QRC has developed a Statistical Database Management System for processing NSF's R&D Expenditures Survey. The system maintains institutional data in a microcomputer database for FY 1979 through the current survey year. The system consists of a series of 10 screens for each institution in the survey population. An institution screen provides identifying information including the respondent's name, address, and telephone number. Institution response control screens are used to maintain a chronological listing of contacts with the institution. The remaining seven screens correspond to items on the survey questionnaire. The institutions are arranged in the database in ascending sequence of Federal Interagency Committee on Education (FICE) codes. Database use is restricted to QRC project personnel by utilizing high-level and low-level passwords. Four complete backups of the database are maintained at all times. A daily backup is made to one of two sets of diskettes and a weekly backup is made to both the QRC local area network (LAN) and a Bernoulli storage cartridge. All output is produced on a Hewlett Packard LaserJet printer.

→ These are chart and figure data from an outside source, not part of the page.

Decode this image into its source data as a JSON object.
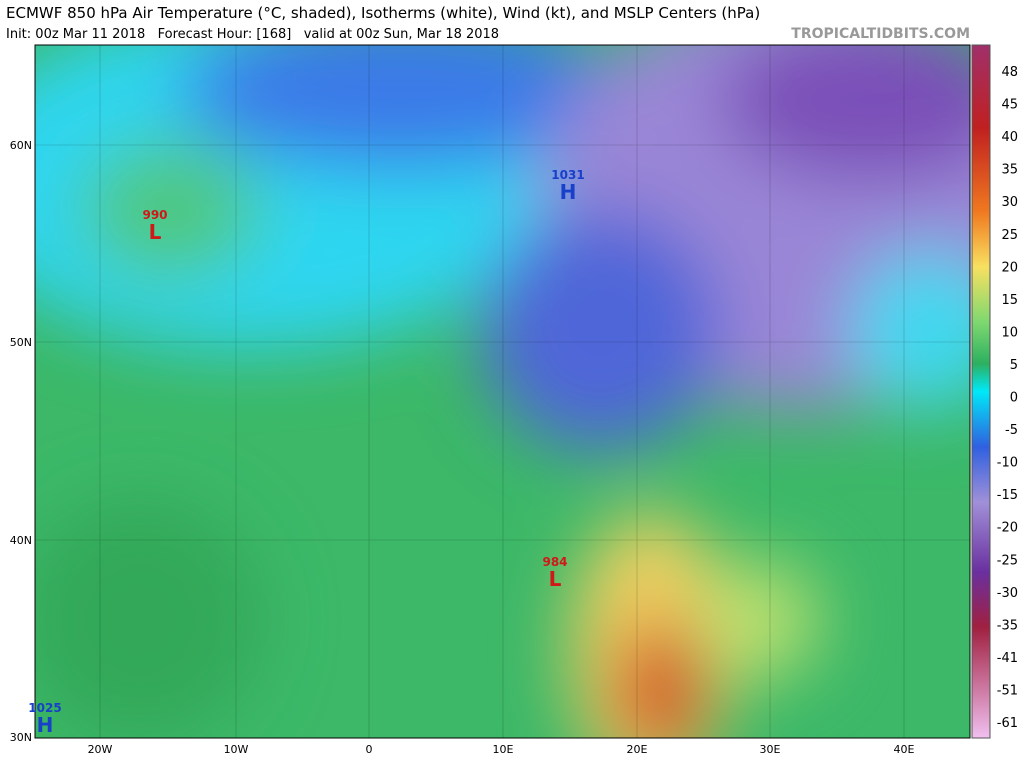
{
  "header": {
    "title": "ECMWF 850 hPa Air Temperature (°C, shaded), Isotherms (white), Wind (kt), and MSLP Centers (hPa)",
    "subtitle": "Init: 00z Mar 11 2018   Forecast Hour: [168]   valid at 00z Sun, Mar 18 2018",
    "site": "TROPICALTIDBITS.COM"
  },
  "map": {
    "lat_labels": [
      "60N",
      "50N",
      "40N",
      "30N"
    ],
    "lon_labels": [
      "20W",
      "10W",
      "0",
      "10E",
      "20E",
      "30E",
      "40E"
    ],
    "centers": [
      {
        "value": "990",
        "kind": "L"
      },
      {
        "value": "1031",
        "kind": "H"
      },
      {
        "value": "984",
        "kind": "L"
      },
      {
        "value": "1025",
        "kind": "H"
      }
    ]
  },
  "colorbar": {
    "ticks": [
      48,
      45,
      40,
      35,
      30,
      25,
      20,
      15,
      10,
      5,
      0,
      -5,
      -10,
      -15,
      -20,
      -25,
      -30,
      -35,
      -41,
      -51,
      -61
    ]
  }
}
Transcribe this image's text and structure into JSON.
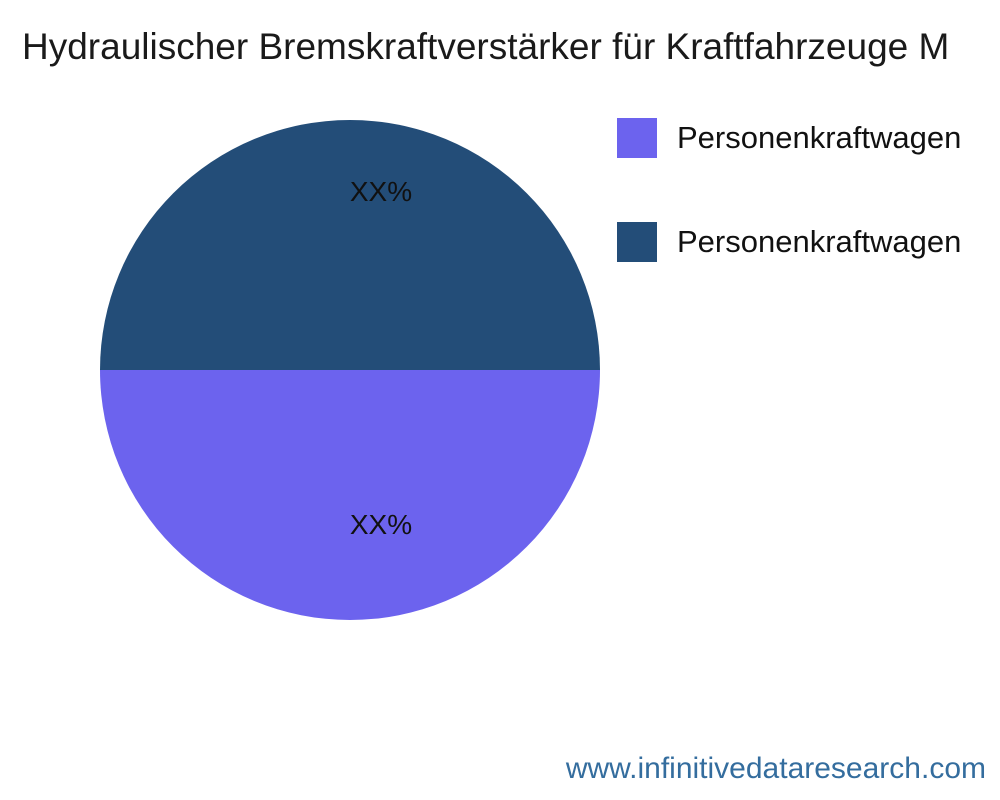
{
  "title": "Hydraulischer Bremskraftverstärker für Kraftfahrzeuge M",
  "footer": {
    "url_text": "www.infinitivedataresearch.com",
    "link_color": "#346d9e"
  },
  "colors": {
    "slice_purple": "#6c63ee",
    "slice_navy": "#234d78",
    "title_text": "#1a1a1a",
    "label_text": "#111111"
  },
  "chart_data": {
    "type": "pie",
    "title": "Hydraulischer Bremskraftverstärker für Kraftfahrzeuge M",
    "slices": [
      {
        "name": "Personenkraftwagen",
        "value": 50,
        "display": "XX%",
        "color": "#6c63ee"
      },
      {
        "name": "Personenkraftwagen",
        "value": 50,
        "display": "XX%",
        "color": "#234d78"
      }
    ],
    "start_angle": 180,
    "direction": "counterclockwise",
    "legend_position": "upper right",
    "notes": "Two equal semicircular slices; top half navy, bottom half purple; percentage labels shown as XX% placeholders"
  }
}
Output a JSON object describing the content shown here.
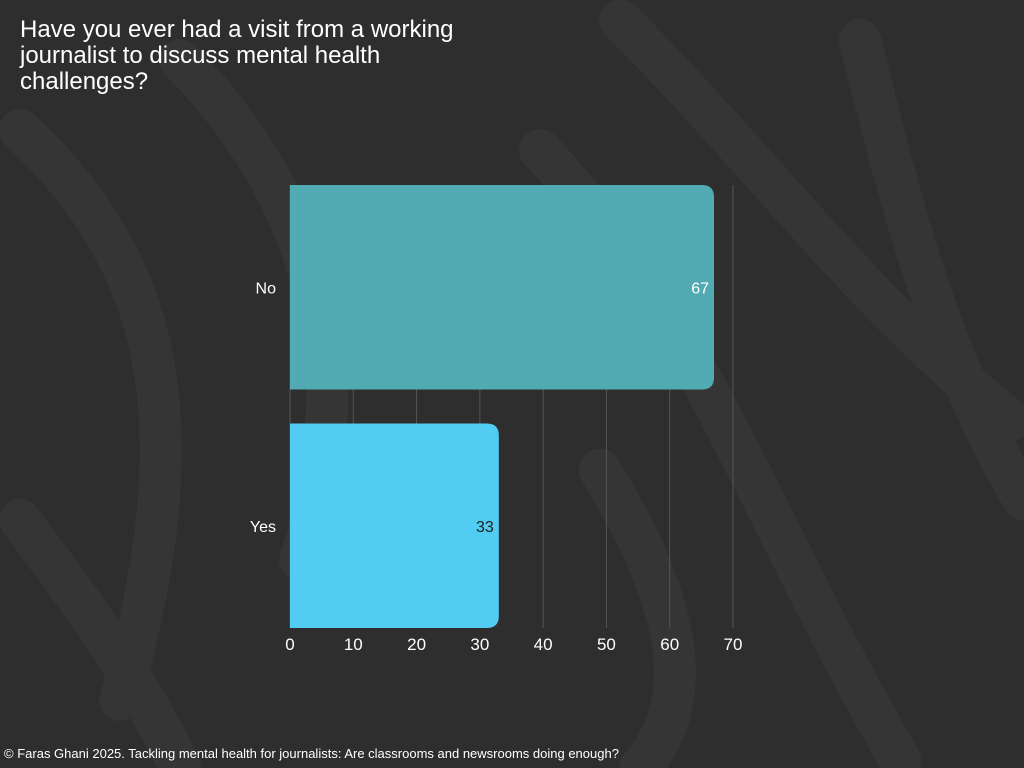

Automated Survey Questionnaire TOP

QRC has developed an Automated Survey Questionnaire (ASQ), a front-end database system that allows respondents to complete the R&D Expenditures Survey by computer rather than by hand. A full set of instructions is included with the diskette. For institutions with advanced computer systems, an accompanying file format description allows direct data entry either on the diskette or into a file that could be sent to QRC. Occasionally these files are sent to QRC via the Internet. In addition,ASQ provides respondents with the opportunity to edit data for both arithmetic errors and trend warnings before returning the questionnaire (on diskette) to NSF. The respondents can also include comments on the diskette. An ASQ diskette and instructions are included in the mailout packets for institutions that requested ASQ in a previous year. In most cases, data submitted through ASQ are error-free and require no further editing by QRC or NSF.

Progress Reports TOP

In addition to the response logs, coordinator listings, and status reports generated monthly from the database, QRC prepares a written monthly report for NSF describing all survey activities performed during the month. During the survey processing cycle, Microsoft Excel charts are prepared showing the current and previous year weekly survey responses for all institutions, for Top 100 institutions, and for FFRDCs. Attached to the reports are monthly and year-to-date financial summaries.